I've written a jQuery plug-in that's for use on both desktop and mobile devices. I wondered if there is a way with JavaScript to detect if the device has touch screen capability. I'm using jquery-mobile.js to detect the touch screen events and it works on iOS, Android etc., but I'd also like to write conditional statements based on whether the user's device has a touch screen.
Is that possible?
Have you tried using this function? (This is the same as Modernizr used to use.)
function is_touch_device() {
try {
document.createEvent("TouchEvent");
return true;
} catch (e) {
return false;
}
}
console.log(is_touch_device());
UPDATE 1
document.createEvent("TouchEvent")
have started to return true
in the latest chrome (v. 17). Modernizr updated this a while ago. Check Modernizr test out here.
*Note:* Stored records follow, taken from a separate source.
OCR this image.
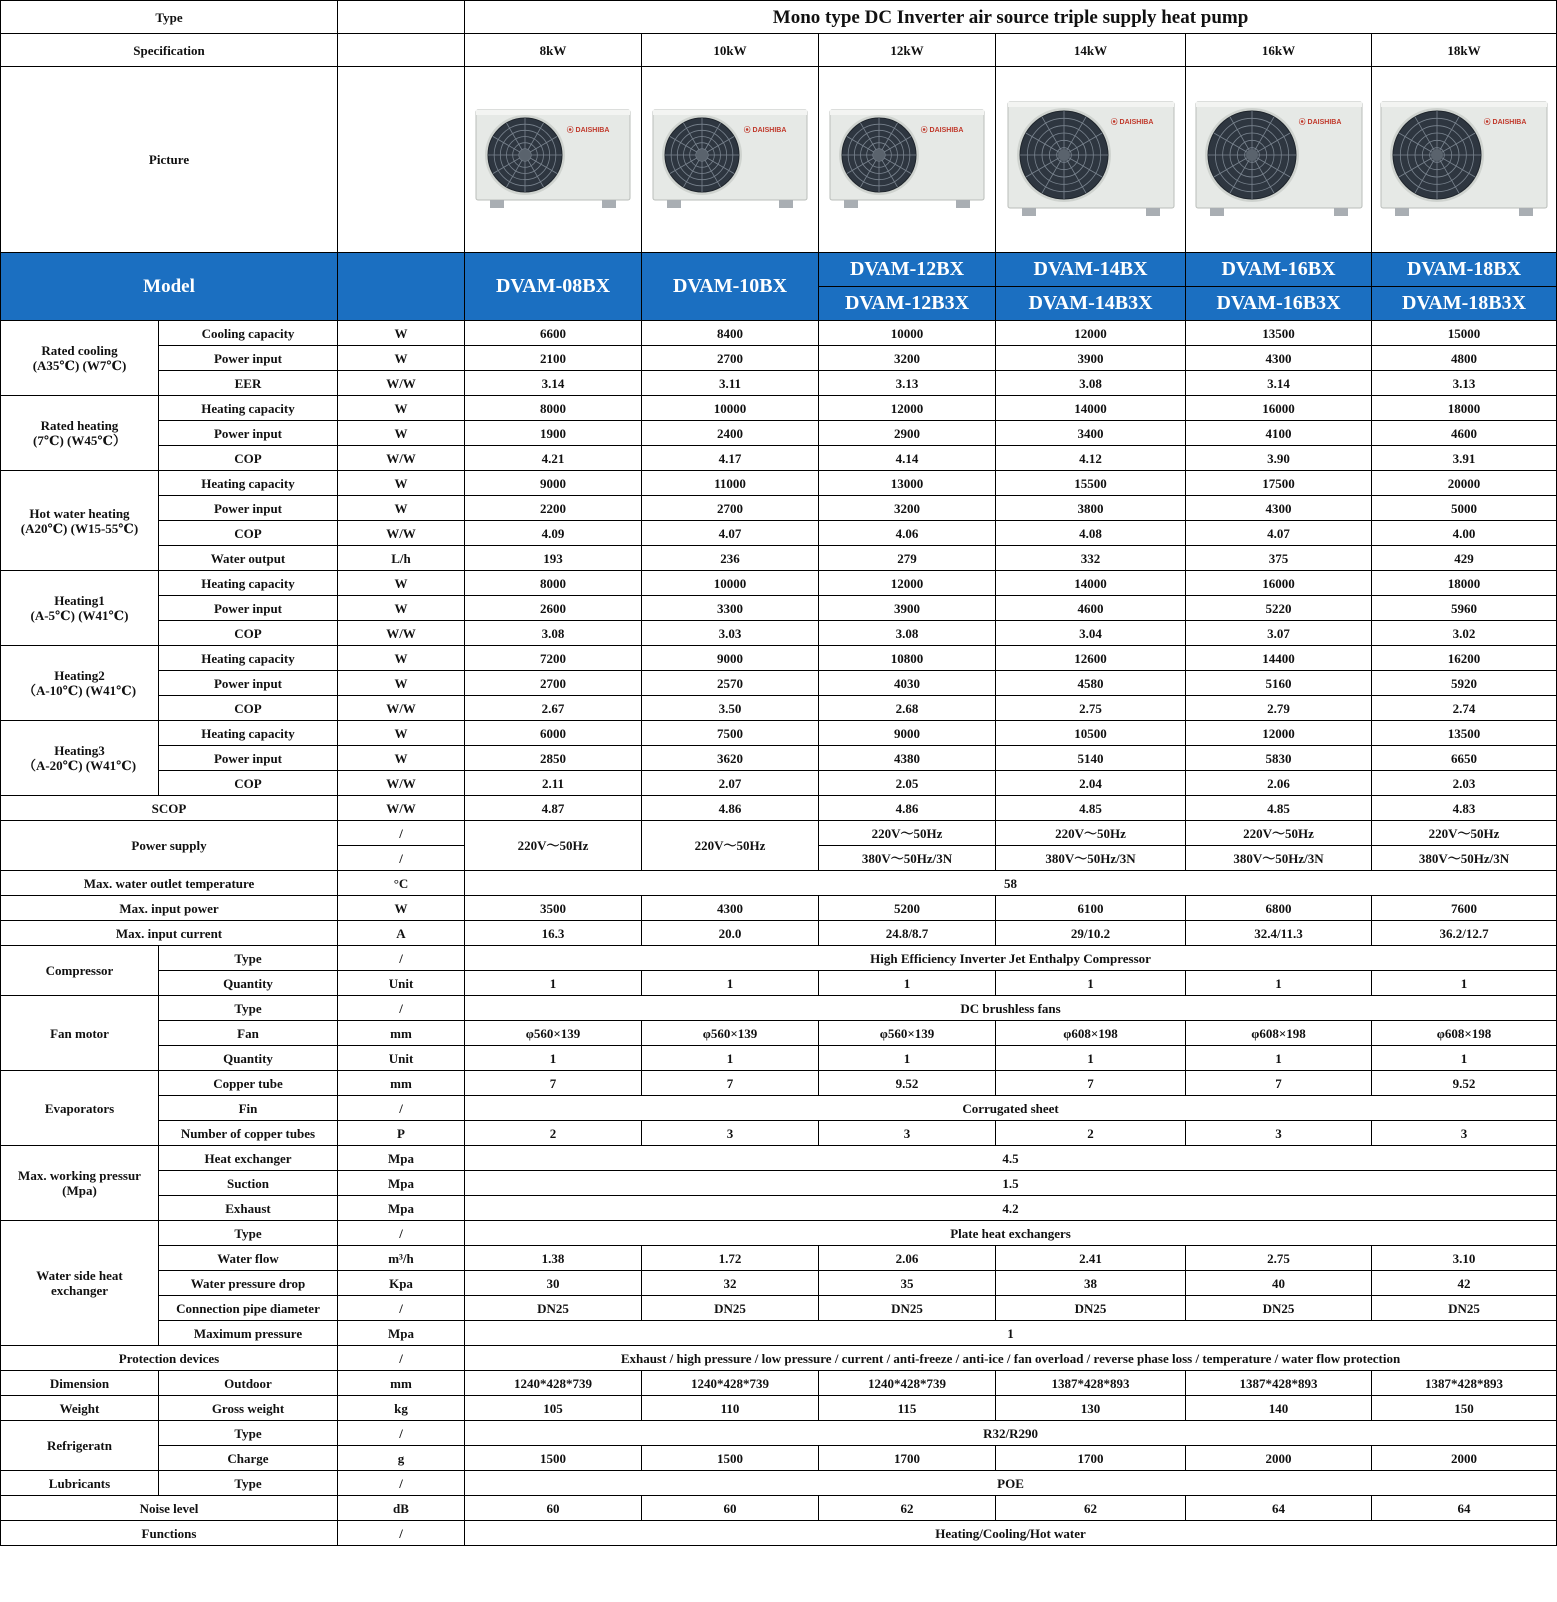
Type			Mono type DC Inverter air source triple supply heat pump					
Specification			8kW	10kW	12kW	14kW	16kW	18kW
Picture			⦿ DAISHIBA	⦿ DAISHIBA	⦿ DAISHIBA	⦿ DAISHIBA	⦿ DAISHIBA	⦿ DAISHIBA

Model			DVAM-08BX	DVAM-10BX	DVAM-12BX	DVAM-14BX	DVAM-16BX	DVAM-18BX
					DVAM-12B3X	DVAM-14B3X	DVAM-16B3X	DVAM-18B3X
Rated cooling
(A35℃) (W7℃)	Cooling capacity	W	6600	8400	10000	12000	13500	15000
	Power input	W	2100	2700	3200	3900	4300	4800
	EER	W/W	3.14	3.11	3.13	3.08	3.14	3.13
Rated heating
(7℃) (W45℃）	Heating capacity	W	8000	10000	12000	14000	16000	18000
	Power input	W	1900	2400	2900	3400	4100	4600
	COP	W/W	4.21	4.17	4.14	4.12	3.90	3.91
Hot water heating
(A20℃) (W15-55℃)	Heating capacity	W	9000	11000	13000	15500	17500	20000
	Power input	W	2200	2700	3200	3800	4300	5000
	COP	W/W	4.09	4.07	4.06	4.08	4.07	4.00
	Water output	L/h	193	236	279	332	375	429
Heating1
(A-5℃) (W41℃)	Heating capacity	W	8000	10000	12000	14000	16000	18000
	Power input	W	2600	3300	3900	4600	5220	5960
	COP	W/W	3.08	3.03	3.08	3.04	3.07	3.02
Heating2
（A-10℃) (W41℃)	Heating capacity	W	7200	9000	10800	12600	14400	16200
	Power input	W	2700	2570	4030	4580	5160	5920
	COP	W/W	2.67	3.50	2.68	2.75	2.79	2.74
Heating3
（A-20℃) (W41℃)	Heating capacity	W	6000	7500	9000	10500	12000	13500
	Power input	W	2850	3620	4380	5140	5830	6650
	COP	W/W	2.11	2.07	2.05	2.04	2.06	2.03
SCOP		W/W	4.87	4.86	4.86	4.85	4.85	4.83
Power supply		/	220V～50Hz	220V～50Hz	220V～50Hz	220V～50Hz	220V～50Hz	220V～50Hz
		/			380V～50Hz/3N	380V～50Hz/3N	380V～50Hz/3N	380V～50Hz/3N
Max. water outlet temperature		°C	58					
Max. input power		W	3500	4300	5200	6100	6800	7600
Max. input current		A	16.3	20.0	24.8/8.7	29/10.2	32.4/11.3	36.2/12.7
Compressor	Type	/	High Efficiency Inverter Jet Enthalpy Compressor					
	Quantity	Unit	1	1	1	1	1	1
Fan motor	Type	/	DC brushless fans					
	Fan	mm	φ560×139	φ560×139	φ560×139	φ608×198	φ608×198	φ608×198
	Quantity	Unit	1	1	1	1	1	1
Evaporators	Copper tube	mm	7	7	9.52	7	7	9.52
	Fin	/	Corrugated sheet					
	Number of copper tubes	P	2	3	3	2	3	3
Max. working pressur
(Mpa)	Heat exchanger	Mpa	4.5					
	Suction	Mpa	1.5					
	Exhaust	Mpa	4.2					
Water side heat
exchanger	Type	/	Plate heat exchangers					
	Water flow	m³/h	1.38	1.72	2.06	2.41	2.75	3.10
	Water pressure drop	Kpa	30	32	35	38	40	42
	Connection pipe diameter	/	DN25	DN25	DN25	DN25	DN25	DN25
	Maximum pressure	Mpa	1					
Protection devices		/	Exhaust / high pressure / low pressure / current / anti-freeze / anti-ice / fan overload / reverse phase loss / temperature / water flow protection					
Dimension	Outdoor	mm	1240*428*739	1240*428*739	1240*428*739	1387*428*893	1387*428*893	1387*428*893
Weight	Gross weight	kg	105	110	115	130	140	150
Refrigeratn	Type	/	R32/R290					
	Charge	g	1500	1500	1700	1700	2000	2000
Lubricants	Type	/	POE					
Noise level		dB	60	60	62	62	64	64
Functions		/	Heating/Cooling/Hot water					
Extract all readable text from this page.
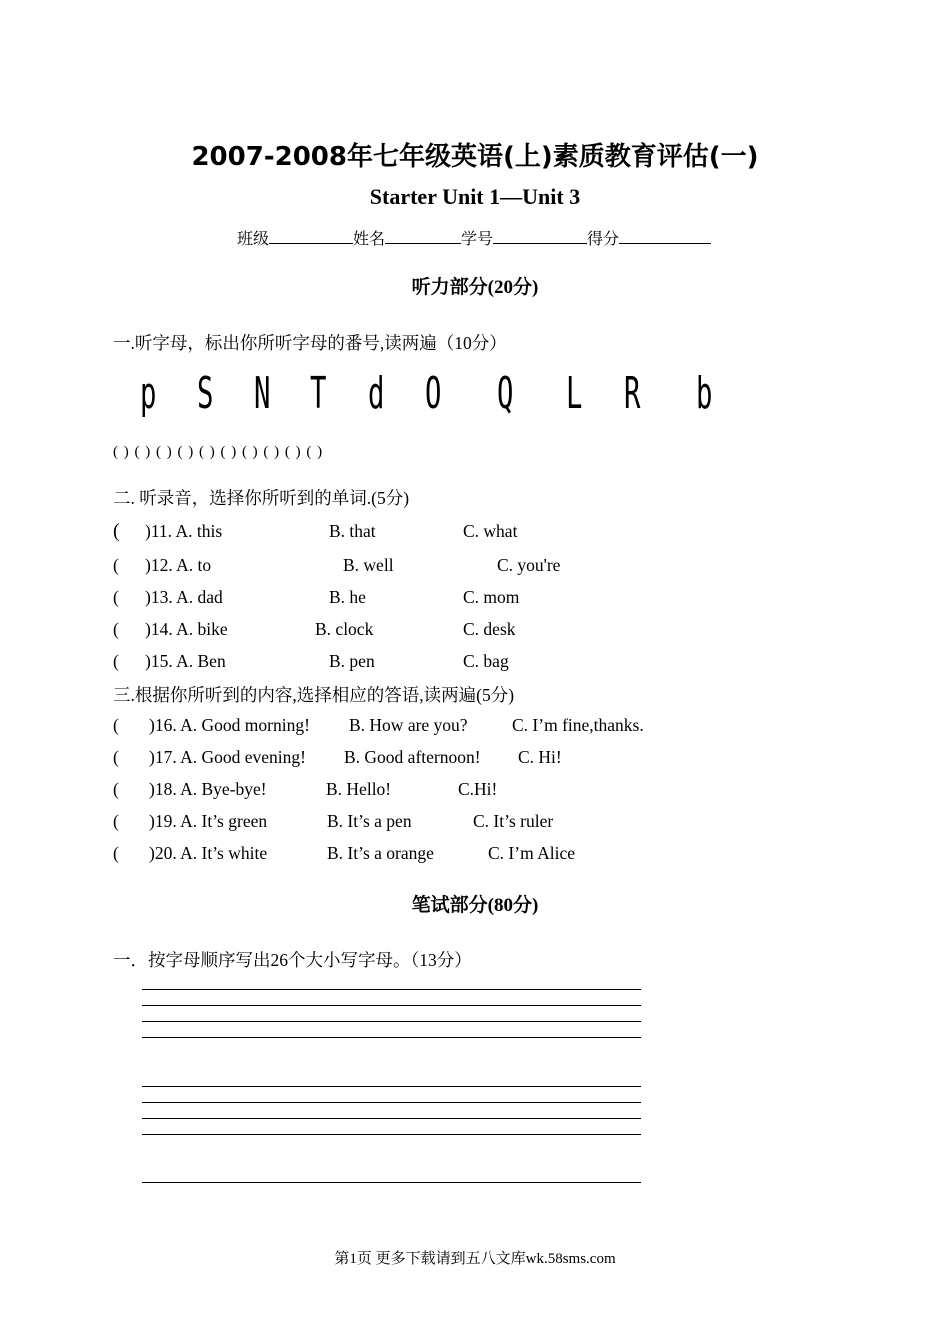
2007-2008年七年级英语(上)素质教育评估(一)
Starter Unit 1—Unit 3
班级	姓名	学号	得分
听力部分(20分)
一.听字母，标出你所听字母的番号,读两遍（10分）
p S N T d O Q L R b
( ) ( ) ( ) ( ) ( ) ( ) ( ) ( ) ( ) ( )
二. 听录音，选择你所听到的单词.(5分)
( )11. A. this	B. that	C. what
( )12. A. to	B. well	C. you're
( )13. A. dad	B. he	C. mom
( )14. A. bike	B. clock	C. desk
( )15. A. Ben	B. pen	C. bag
三.根据你所听到的内容,选择相应的答语,读两遍(5分)
( )16. A. Good morning! B. How are you?	C. I’m fine,thanks.
( )17. A. Good evening! B. Good afternoon! C. Hi!
( )18. A. Bye-bye!	B. Hello!	C.Hi!
( )19. A. It’s green	B. It’s a pen	C. It’s ruler
( )20. A. It’s white	B. It’s a orange	C. I’m Alice
笔试部分(80分)
一．按字母顺序写出26个大小写字母。（13分）
第1页 更多下载请到五八文库wk.58sms.com
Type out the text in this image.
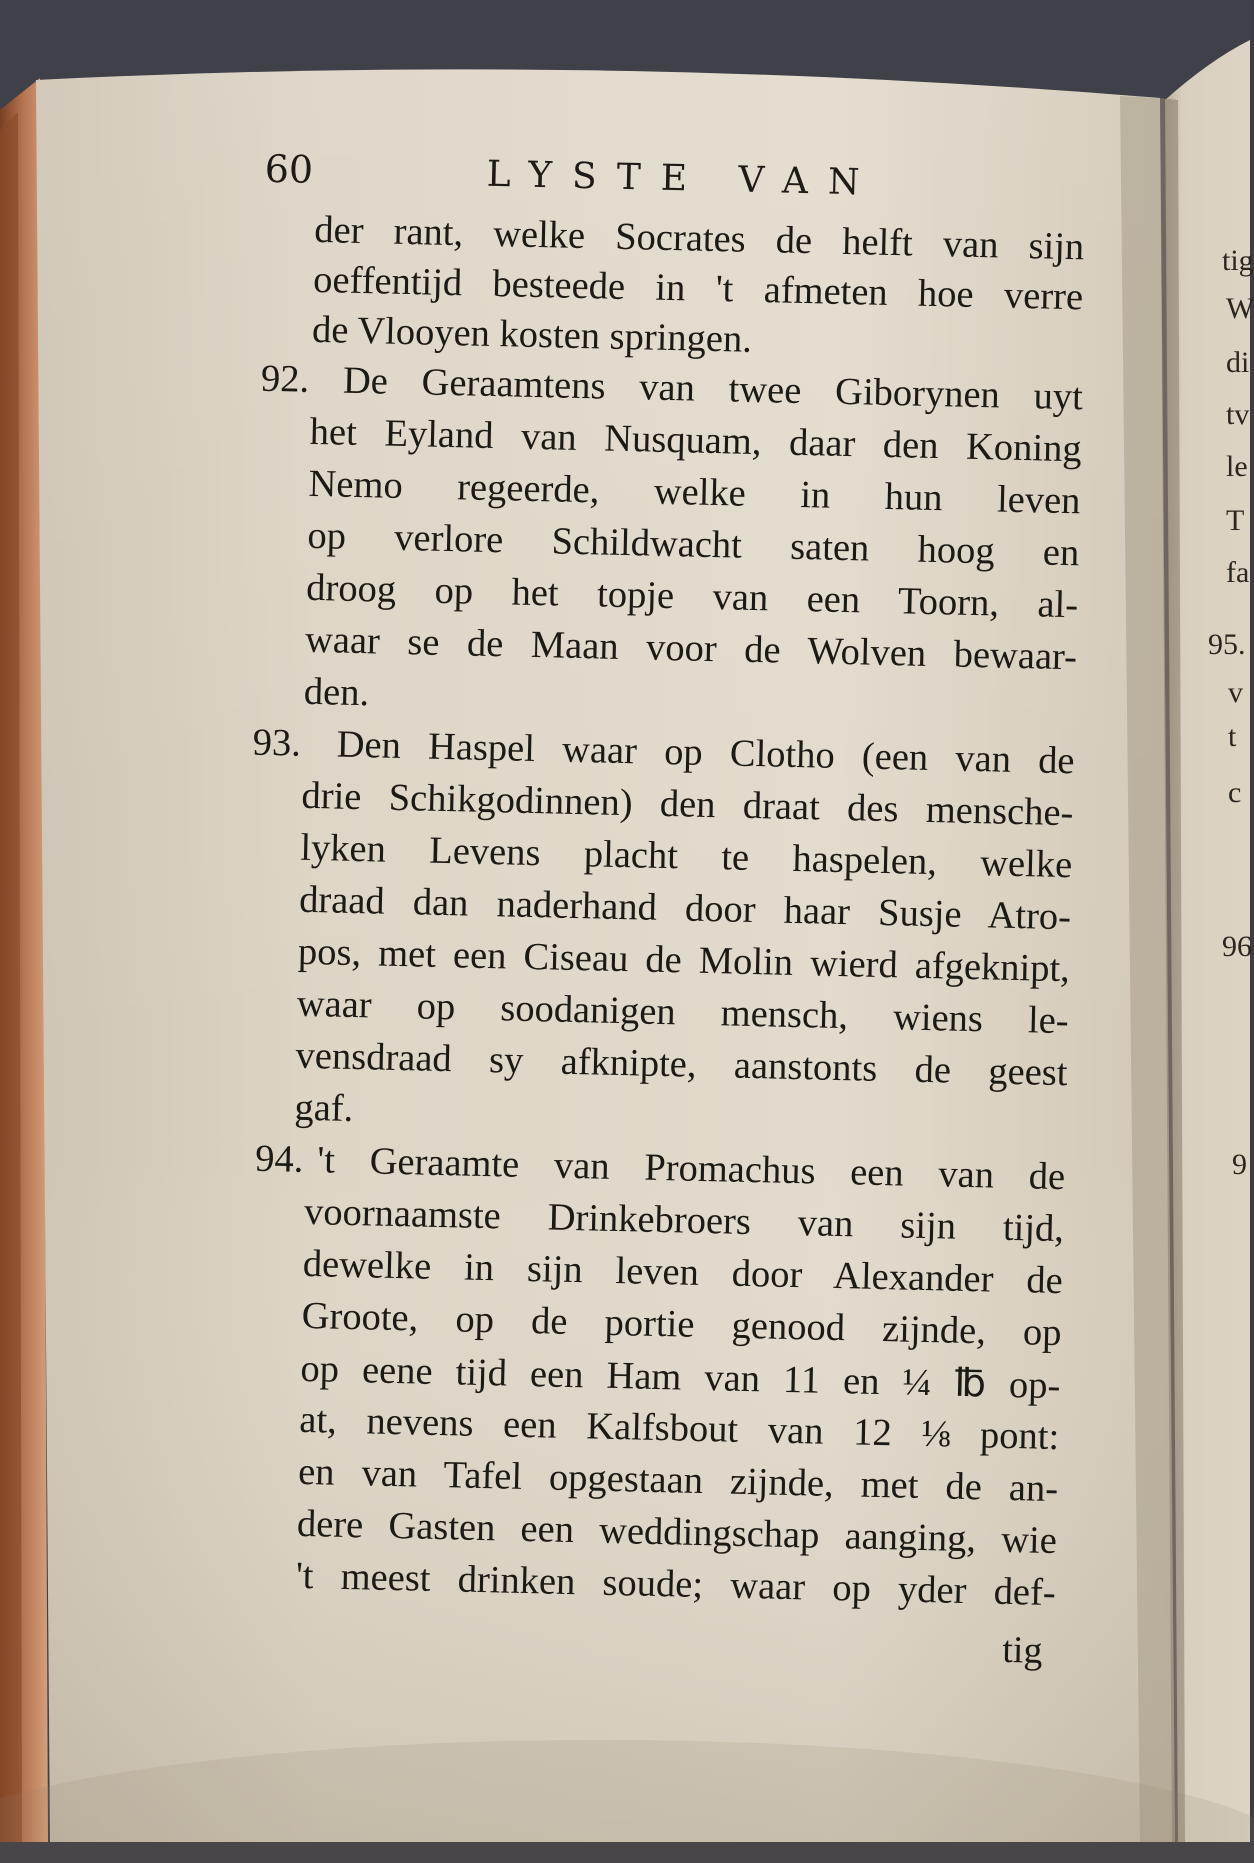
60	LYSTE VAN
der rant, welke Socrates de helft van sijn
oeffentijd besteede in 't afmeten hoe verre
de Vlooyen kosten springen.
92. De Geraamtens van twee Giborynen uyt
het Eyland van Nusquam, daar den Koning
Nemo regeerde, welke in hun leven
op verlore Schildwacht saten hoog en
droog op het topje van een Toorn, al-
waar se de Maan voor de Wolven bewaar-
den.
93. Den Haspel waar op Clotho (een van de
drie Schikgodinnen) den draat des mensche-
lyken Levens placht te haspelen, welke
draad dan naderhand door haar Susje Atro-
pos, met een Ciseau de Molin wierd afgeknipt,
waar op soodanigen mensch, wiens le-
vensdraad sy afknipte, aanstonts de geest
gaf.
94. 't Geraamte van Promachus een van de
voornaamste Drinkebroers van sijn tijd,
dewelke in sijn leven door Alexander de
Groote, op de portie genood zijnde, op
op eene tijd een Ham van 11 en ¼ ℔ op-
at, nevens een Kalfsbout van 12 ⅛ pont:
en van Tafel opgestaan zijnde, met de an-
dere Gasten een weddingschap aanging, wie
't meest drinken soude; waar op yder def-
tig
tig
W
di
tv
le
T
fa
95.
v
t
c
96
9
Update your function like this to make it work:
function is_touch_device1() {
return 'ontouchstart' in window;
}
console.log(is_touch_device1());
UPDATE 2
I found that the above wasn't working on IE10 (returning false on MS Surface). Here is the fix:
function is_touch_device2() {
return 'ontouchstart' in window // works on most browsers
|| 'onmsgesturechange' in window; // works on IE10 with some false positives
};
console.log(is_touch_device2());
UPDATE 3
'onmsgesturechange' in window
will return true in some IE desktop versions so thats not reliable. This works slightly more reliably:
function is_touch_device3() {
return !!('ontouchstart' in window // works on most browsers
|| navigator.maxTouchPoints); // works on IE10/11 and Surface
};
console.log(is_touch_device3());
UPDATE 2018
Time goes by and there are new and better ways to test this. I've basically extracted and simplified Modernizr's way of checking it:
function is_touch_device4() {
if ("ontouchstart" in window || window.TouchEvent)
return true;
if (window.DocumentTouch && document instanceof DocumentTouch)
return true;
const prefixes = ["", "-webkit-", "-moz-", "-o-", "-ms-"];
const queries = prefixes.map(prefix => `(${prefix}touch-enabled)`);
return window.matchMedia(queries.join(",")).matches;
}
console.log(is_touch_device4());
Here they are using the non-standard touch-enabled
media query feature, which I think is kinda weird and bad practice. But hey, in the real world I guess it works. In the future (when they are supported by all) those media query features could give you the same results: pointer
and hover
.
Check out the source of how Modernizr are doing it.
For a good article that explains the issues with touch detection, see: Stu Cox: You Can't Detect a Touchscreen.